Catalunha: matéria de facto

Pedro Correia, 28.09.17

 

«La convocatoria del referéndum en Catalunya no es transparente porque está creada con una ley elaborada por el Parlament pero a espaldas de los demás miembros del Parlament.»

Joan Manuel Serrat 

 

 

1. O anunciado plebiscito sobre a soberania na Catalunha é ilegal. Porque os órgãos políticos catalães não têm legitimidade para convocá-lo. E porque, segundo o ordenamento jurídico espanhol, as questões de soberania não estão sujeitas a escrutínio referendário.

2.. Em democracia, num Estado de Direito, as leis devem ser cumpridas - não violadas. Por maioria de razão quando se trata da Constituição, a lei das leis. Não custa, portanto, acompanhar o catalão Josep Borrell, ex-presidente do Parlamento Europeu, quando assegura que a convocatória do pseudo-referendo na Catalunha pode ser equiparada a um "golpe de Estado".


3. A decisão de ilegalizar o "referendo" na Catalunha é do poder judicial, não do poder político.

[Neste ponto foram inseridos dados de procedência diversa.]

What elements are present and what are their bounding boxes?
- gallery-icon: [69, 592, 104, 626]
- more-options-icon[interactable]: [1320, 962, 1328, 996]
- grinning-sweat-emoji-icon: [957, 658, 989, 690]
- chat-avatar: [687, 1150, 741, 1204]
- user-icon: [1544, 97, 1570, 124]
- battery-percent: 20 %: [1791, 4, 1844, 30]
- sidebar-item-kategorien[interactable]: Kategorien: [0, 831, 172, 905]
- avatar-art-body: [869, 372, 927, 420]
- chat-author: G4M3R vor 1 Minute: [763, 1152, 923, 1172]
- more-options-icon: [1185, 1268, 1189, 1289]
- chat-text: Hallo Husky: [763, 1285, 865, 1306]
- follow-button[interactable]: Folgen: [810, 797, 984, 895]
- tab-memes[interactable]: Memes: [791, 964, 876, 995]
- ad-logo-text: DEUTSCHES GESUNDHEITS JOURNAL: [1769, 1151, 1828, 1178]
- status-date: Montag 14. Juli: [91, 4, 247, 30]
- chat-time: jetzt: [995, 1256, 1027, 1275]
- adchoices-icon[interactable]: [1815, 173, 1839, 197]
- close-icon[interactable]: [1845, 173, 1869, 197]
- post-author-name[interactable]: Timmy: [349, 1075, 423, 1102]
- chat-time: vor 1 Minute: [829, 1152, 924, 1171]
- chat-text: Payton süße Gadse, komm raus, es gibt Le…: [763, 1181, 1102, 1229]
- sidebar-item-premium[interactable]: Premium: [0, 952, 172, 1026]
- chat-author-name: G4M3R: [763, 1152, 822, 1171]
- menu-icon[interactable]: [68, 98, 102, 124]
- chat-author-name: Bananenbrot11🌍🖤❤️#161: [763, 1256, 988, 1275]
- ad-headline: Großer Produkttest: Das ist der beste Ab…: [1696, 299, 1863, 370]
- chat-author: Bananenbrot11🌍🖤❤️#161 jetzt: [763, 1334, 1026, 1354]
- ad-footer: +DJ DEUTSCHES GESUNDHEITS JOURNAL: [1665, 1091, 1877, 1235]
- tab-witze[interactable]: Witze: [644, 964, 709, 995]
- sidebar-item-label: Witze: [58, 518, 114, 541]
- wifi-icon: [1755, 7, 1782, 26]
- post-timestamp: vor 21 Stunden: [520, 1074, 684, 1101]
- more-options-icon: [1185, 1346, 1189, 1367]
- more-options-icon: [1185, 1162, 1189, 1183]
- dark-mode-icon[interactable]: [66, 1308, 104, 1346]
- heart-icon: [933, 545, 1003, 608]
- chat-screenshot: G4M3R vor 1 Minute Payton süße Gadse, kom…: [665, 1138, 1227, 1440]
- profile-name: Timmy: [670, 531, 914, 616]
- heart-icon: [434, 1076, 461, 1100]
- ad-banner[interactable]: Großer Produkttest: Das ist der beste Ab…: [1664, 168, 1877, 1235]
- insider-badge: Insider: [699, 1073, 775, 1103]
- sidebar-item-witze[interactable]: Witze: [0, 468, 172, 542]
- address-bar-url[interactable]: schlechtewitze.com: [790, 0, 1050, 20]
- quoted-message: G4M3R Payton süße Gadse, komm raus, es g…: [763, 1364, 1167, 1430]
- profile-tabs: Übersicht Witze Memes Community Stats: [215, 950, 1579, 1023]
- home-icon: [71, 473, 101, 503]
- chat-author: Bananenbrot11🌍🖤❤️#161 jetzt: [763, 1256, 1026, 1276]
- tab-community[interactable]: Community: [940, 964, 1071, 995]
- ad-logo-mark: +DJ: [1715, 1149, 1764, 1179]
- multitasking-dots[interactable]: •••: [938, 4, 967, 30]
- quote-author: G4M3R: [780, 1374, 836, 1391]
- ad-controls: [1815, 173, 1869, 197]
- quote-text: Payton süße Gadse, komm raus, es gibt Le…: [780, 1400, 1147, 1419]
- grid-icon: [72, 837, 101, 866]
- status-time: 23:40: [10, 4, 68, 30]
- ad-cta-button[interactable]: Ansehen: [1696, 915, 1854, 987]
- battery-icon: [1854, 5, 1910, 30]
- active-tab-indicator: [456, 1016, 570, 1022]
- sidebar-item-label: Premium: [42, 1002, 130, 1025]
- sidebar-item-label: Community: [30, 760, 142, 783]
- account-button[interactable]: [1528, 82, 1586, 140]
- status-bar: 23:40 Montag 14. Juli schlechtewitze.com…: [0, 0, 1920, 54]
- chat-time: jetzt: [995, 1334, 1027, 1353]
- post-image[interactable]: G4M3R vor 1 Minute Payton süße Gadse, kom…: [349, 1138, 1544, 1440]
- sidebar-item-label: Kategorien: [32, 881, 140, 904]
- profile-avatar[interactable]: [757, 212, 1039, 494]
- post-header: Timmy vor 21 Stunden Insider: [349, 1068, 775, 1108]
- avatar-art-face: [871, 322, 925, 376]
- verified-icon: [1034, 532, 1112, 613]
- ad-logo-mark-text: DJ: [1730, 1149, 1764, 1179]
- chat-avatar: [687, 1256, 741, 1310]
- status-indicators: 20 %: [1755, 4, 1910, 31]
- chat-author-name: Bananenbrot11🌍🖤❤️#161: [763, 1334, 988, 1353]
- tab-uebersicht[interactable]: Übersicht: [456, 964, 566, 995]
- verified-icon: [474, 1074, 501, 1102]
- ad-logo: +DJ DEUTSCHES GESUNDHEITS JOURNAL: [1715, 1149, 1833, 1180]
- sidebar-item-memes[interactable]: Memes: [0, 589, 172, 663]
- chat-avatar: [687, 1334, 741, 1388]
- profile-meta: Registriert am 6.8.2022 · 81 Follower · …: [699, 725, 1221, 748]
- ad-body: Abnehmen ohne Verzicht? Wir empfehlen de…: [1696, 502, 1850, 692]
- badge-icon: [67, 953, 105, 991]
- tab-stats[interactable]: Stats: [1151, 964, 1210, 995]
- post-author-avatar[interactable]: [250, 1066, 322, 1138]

O Governo espanhol, como lhe competia, limitou-se a levar o assunto ao Tribunal Constitucional e a dar execução à decisão que dele emanou, ordenando a imediata suspensão cautelar da iniciativa ilegal dos órgãos políticos catalães. A aplicação prática destas medidas está sob jurisdição de um juiz de instrução de Barcelona.


4. Na óptica do TC, a suspensão cautelar justifica-se porque a iniciativa referendária viola a Constituição espanhola e o próprio Estatuto da Catalunha. Ilegalidade máxima, portanto. Nada que nos deva surpreender: nenhuma Constituição de um país europeu prevê a alienação de parcelas do respectivo território. Foi aliás esse o fundamento que levou há nove meses o Tribunal Constitucional da Alemanha a chumbar uma iniciativa referendária com vista à independência da Baviera.

5. A Constituição espanhola alude ao carácter "indivisível" do território espanhol e concede a soberania ao povo. Tal como a portuguesa, aliás. Por isso um suposto referendo para a declaração de independência da Madeira ou dos Açores, invocado por um hipotético movimento separatista regional, seria igualmente ilegal em Portugal.

6. O Governo autonómico de Barcelona pôs as instituições catalãs fora do Estado de Direito. De nada lhe serviu: não obteve qualquer apoio da comunidade internacional, a começar pela vizinha França. É ponto assente: só haverá referendo separatista na Catalunha com alteração prévia da Constituição. Para isso, os independentistas terão de dialogar com as instituições políticas em Madrid, não declarar-lhes guerra.


7. Tudo pode ser sujeito a debate, mas há matérias inegociáveis. Em questões de soberania, nunca o direito de voto será negado ao conjunto dos espanhóis, circunscrevendo-o aos residentes na Catalunha. O povo espanhol - que aprovou a Constituição por referendo, a 6 de Dezembro de 1978 - será sempre chamado a pronunciar-se nas urnas em matéria de soberania, através dos mecanismos da democracia representativa ou do voto referendário. Porque só ele é o soberano, como estipula o artigo 1.º, n.º 2, da Constituição.

 

8. Convém recordar que a Catalunha foi precisamente a região de Espanha que aprovou por mais elevada percentagem o texto constitucional no referendo de 1978: houve 90,46% de votos favoráveis e apenas 4,26% de votos negativos. Com uma participação de 67,91% dos eleitores inscritos nesses cadernos eleitorais.

 

9. Aqueles que hoje exigem a "consulta" independentista aos catalães que vivem na Catalunha são os mesmos que negam essa mesma consulta aos catalães que vivem em Castela, na Galiza, nas Astúrias, na Andaluzia, em Aragão, em Navarra, na Extremadura, em Leão, nas Canárias, na Comunidade Valenciana, nas Baleares e no País Basco. Absurdo supremo: um marroquino, um português ou um castelhano que morem em Barcelona poderiam "decidir" sobre o destino da Catalunha, mas um catalão residente em Madrid, Valência ou Sevilha seria excluído desta decisão.